Patients Canada wants to achieve for MAID:
- Equal, free, and transparent access
- Autonomous, ethical, objective, and professionally supported process and procedures for making decisions on applications
- Clear communications of MAID services as part of health care services
- Protection from inappropriate interference in the individual’s decision-making
- Autonomous and easily accessible process for decisions in complex cases
- Advanced directives while the patient is still of sound mind
- Policies that fulfill the patient’s wishes though they are no longer able to make the decision nor act on their own behalf
Patients Canada wants to achieve for palliative care:
- More community hospice capacity
- More community palliative care
- Better coordination of home care services for palliative care patients
Patient Stories
End-of-life care at home, with dignity (patient story)
This is where he wanted to be… at home. His wish was always to be at home when he died. His experience in hospitals over the years were sometimes not good. We were blessed with another 19 months together at home. We were given the support of a hospice and had privileges such as a visiting physician when needed, and all other needs during that time.
We did whatever he was able to do with the comfort of knowing that a personal doctor was available anytime should we need him. When his situation became worse, he had oxygen and anything else he needed. His last night, he was in his chair watching TV and I knew he had experienced a lot of heart pain that day, but he never took any medication for the pain, even though it was available to him. He was a strong, brave man who accepted his illness and did his best to live as best he could.
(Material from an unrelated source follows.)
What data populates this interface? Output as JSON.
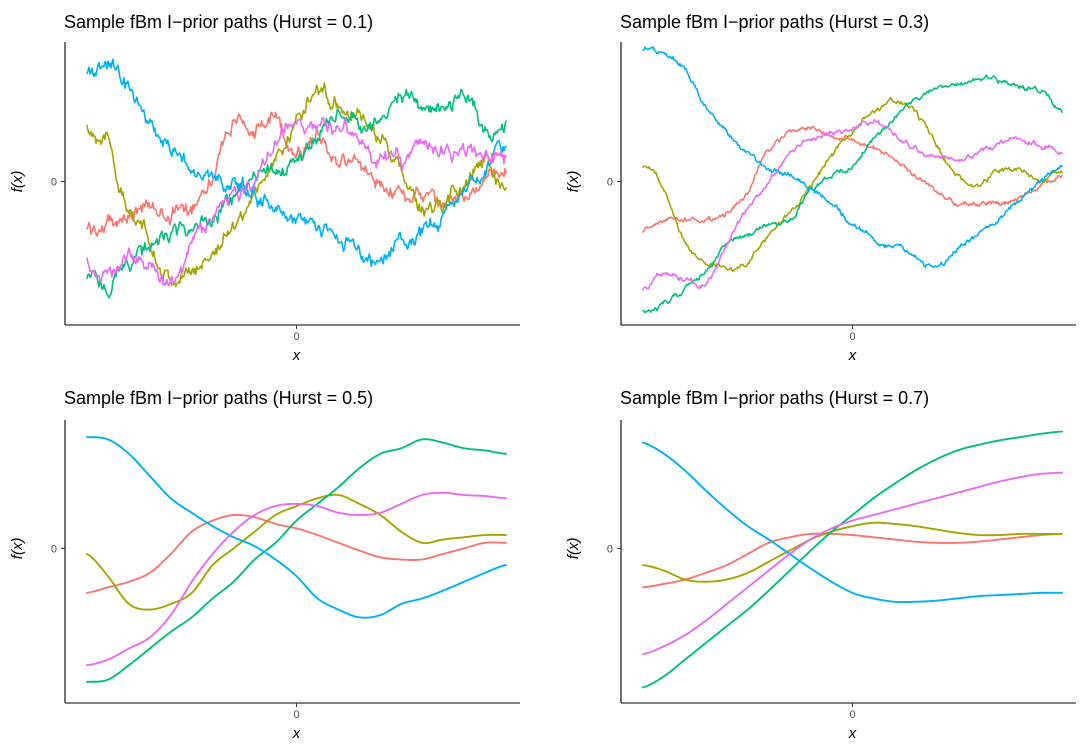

He died that evening while watching TV, in his chair, just as he had wished. I had all the instructions from the hospice as to what steps to take when this happened and this is why my husband died, with dignity, at home. No ambulance, no hospital, no expense to the system. A doctor from the hospice came and then the funeral representatives came (in the middle of the night) and took him to the funeral home. We planned it this way and the system worked for us only because of the hospice and the fact that we were referred to them by some very kind health care workers at the renal clinic, of which he had been a patient for many years. He had many good, caring doctors over the years who dealt with each of his problems but without my help to guide this care, he would never have been able to administer his medicines, nor follow instructions from so many different doctors he had needed over this long period of time.